POLIXENES O, then my best blood turn 
 To an infected jelly and my name 
 Be yoked with his that did betray the Best! 490
 Turn then my freshest reputation to 
 A savour that may strike the dullest nostril 
 Where I arrive, and my approach be shunn'd, 
 Nay, hated too, worse than the great'st infection 
 That e'er was heard or read! 495
CAMILLO Swear his thought over 
 By each particular star in heaven and 
 By all their influences, you may as well 
 Forbid the sea for to obey the moon 
 As or by oath remove or counsel shake 500
 The fabric of his folly, whose foundation 
 Is piled upon his faith and will continue 
 The standing of his body. 
POLIXENES How should this grow? 
CAMILLO I know not: but I am sure 'tis safer to 505
 Avoid what's grown than question how 'tis born. 
 If therefore you dare trust my honesty, 
 That lies enclosed in this trunk which you 
 Shall bear along impawn'd, away to-night! 
 Your followers I will whisper to the business, 510
 And will by twos and threes at several posterns 
 Clear them o' the city. For myself, I'll put 
 My fortunes to your service, which are here 
 By this discovery lost. Be not uncertain; 
 For, by the honour of my parents, I 515
 Have utter'd truth: which if you seek to prove, 
 I dare not stand by; nor shall you be safer 
 Than one condemn'd by the king's own mouth, thereon 
 His execution sworn. 
POLIXENES I do believe thee: 520
 I saw his heart in 's face. Give me thy hand: 
 Be pilot to me and thy places shall 
 Still neighbour mine. My ships are ready and 
 My people did expect my hence departure 
 Two days ago. This jealousy 525
 Is for a precious creature: as she's rare, 
 Must it be great, and as his person's mighty, 
 Must it be violent, and as he does conceive 
 He is dishonour'd by a man which ever 
 Profess'd to him, why, his revenges must 530
 In that be made more bitter.
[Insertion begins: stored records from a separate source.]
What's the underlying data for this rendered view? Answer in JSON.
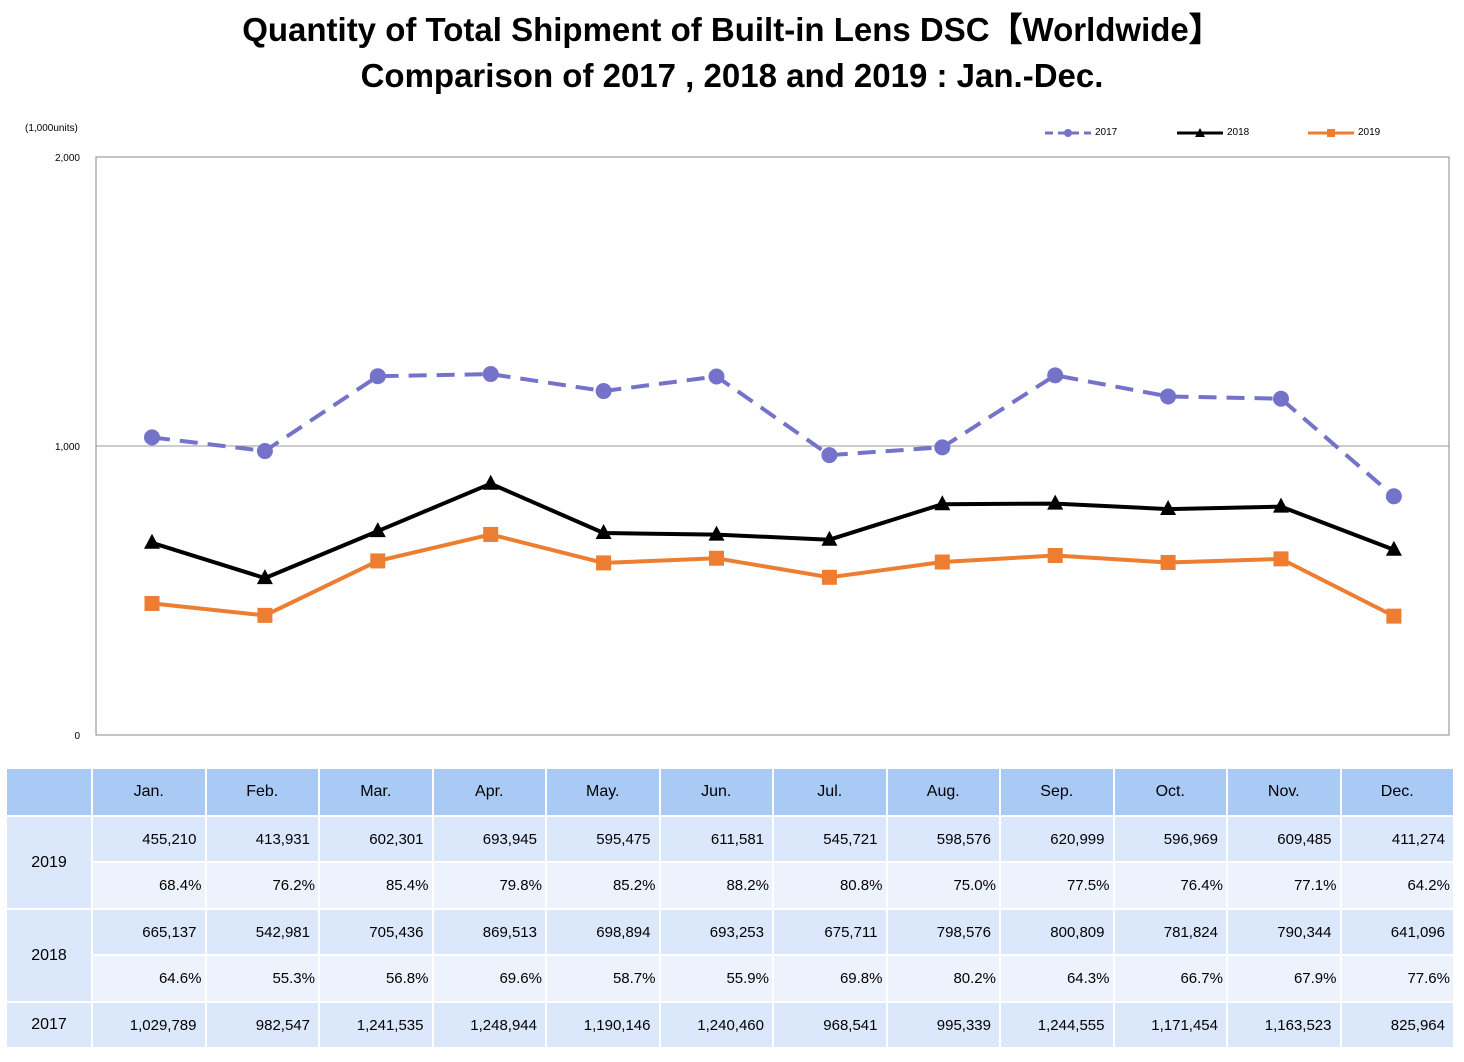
{
  "chart_data": {
    "type": "line",
    "title": "Quantity of Total Shipment of Built-in Lens DSC【Worldwide】",
    "subtitle": "Comparison of 2017 , 2018 and 2019 : Jan.-Dec.",
    "unit_label": "(1,000units)",
    "categories": [
      "Jan.",
      "Feb.",
      "Mar.",
      "Apr.",
      "May.",
      "Jun.",
      "Jul.",
      "Aug.",
      "Sep.",
      "Oct.",
      "Nov.",
      "Dec."
    ],
    "ylim": [
      0,
      2000
    ],
    "yticks": [
      "0",
      "1,000",
      "2,000"
    ],
    "ytick_values": [
      0,
      1000,
      2000
    ],
    "grid": "horizontal line at 1,000",
    "legend_position": "top-right",
    "series": [
      {
        "name": "2017",
        "color": "#7473c9",
        "line_style": "dashed",
        "marker": "circle",
        "values": [
          1029.789,
          982.547,
          1241.535,
          1248.944,
          1190.146,
          1240.46,
          968.541,
          995.339,
          1244.555,
          1171.454,
          1163.523,
          825.964
        ]
      },
      {
        "name": "2018",
        "color": "#000000",
        "line_style": "solid",
        "marker": "triangle",
        "values": [
          665.137,
          542.981,
          705.436,
          869.513,
          698.894,
          693.253,
          675.711,
          798.576,
          800.809,
          781.824,
          790.344,
          641.096
        ]
      },
      {
        "name": "2019",
        "color": "#ed7d31",
        "line_style": "solid",
        "marker": "square",
        "values": [
          455.21,
          413.931,
          602.301,
          693.945,
          595.475,
          611.581,
          545.721,
          598.576,
          620.999,
          596.969,
          609.485,
          411.274
        ]
      }
    ]
  },
  "table": {
    "columns": [
      "Jan.",
      "Feb.",
      "Mar.",
      "Apr.",
      "May.",
      "Jun.",
      "Jul.",
      "Aug.",
      "Sep.",
      "Oct.",
      "Nov.",
      "Dec."
    ],
    "rows": [
      {
        "year": "2019",
        "values": [
          "455,210",
          "413,931",
          "602,301",
          "693,945",
          "595,475",
          "611,581",
          "545,721",
          "598,576",
          "620,999",
          "596,969",
          "609,485",
          "411,274"
        ],
        "percents": [
          "68.4%",
          "76.2%",
          "85.4%",
          "79.8%",
          "85.2%",
          "88.2%",
          "80.8%",
          "75.0%",
          "77.5%",
          "76.4%",
          "77.1%",
          "64.2%"
        ]
      },
      {
        "year": "2018",
        "values": [
          "665,137",
          "542,981",
          "705,436",
          "869,513",
          "698,894",
          "693,253",
          "675,711",
          "798,576",
          "800,809",
          "781,824",
          "790,344",
          "641,096"
        ],
        "percents": [
          "64.6%",
          "55.3%",
          "56.8%",
          "69.6%",
          "58.7%",
          "55.9%",
          "69.8%",
          "80.2%",
          "64.3%",
          "66.7%",
          "67.9%",
          "77.6%"
        ]
      },
      {
        "year": "2017",
        "values": [
          "1,029,789",
          "982,547",
          "1,241,535",
          "1,248,944",
          "1,190,146",
          "1,240,460",
          "968,541",
          "995,339",
          "1,244,555",
          "1,171,454",
          "1,163,523",
          "825,964"
        ]
      }
    ]
  }
}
Fear o'ershades me: 
 Good expedition be my friend, and comfort 
 The gracious queen, part of his theme, but nothing 
 Of his ill-ta'en suspicion! Come, Camillo; 
 I will respect thee as a father if 535
 Thou bear'st my life off hence: let us avoid. 
CAMILLO It is in mine authority to command 
 The keys of all the posterns: please your highness 
 To take the urgent hour. Come, sir, away.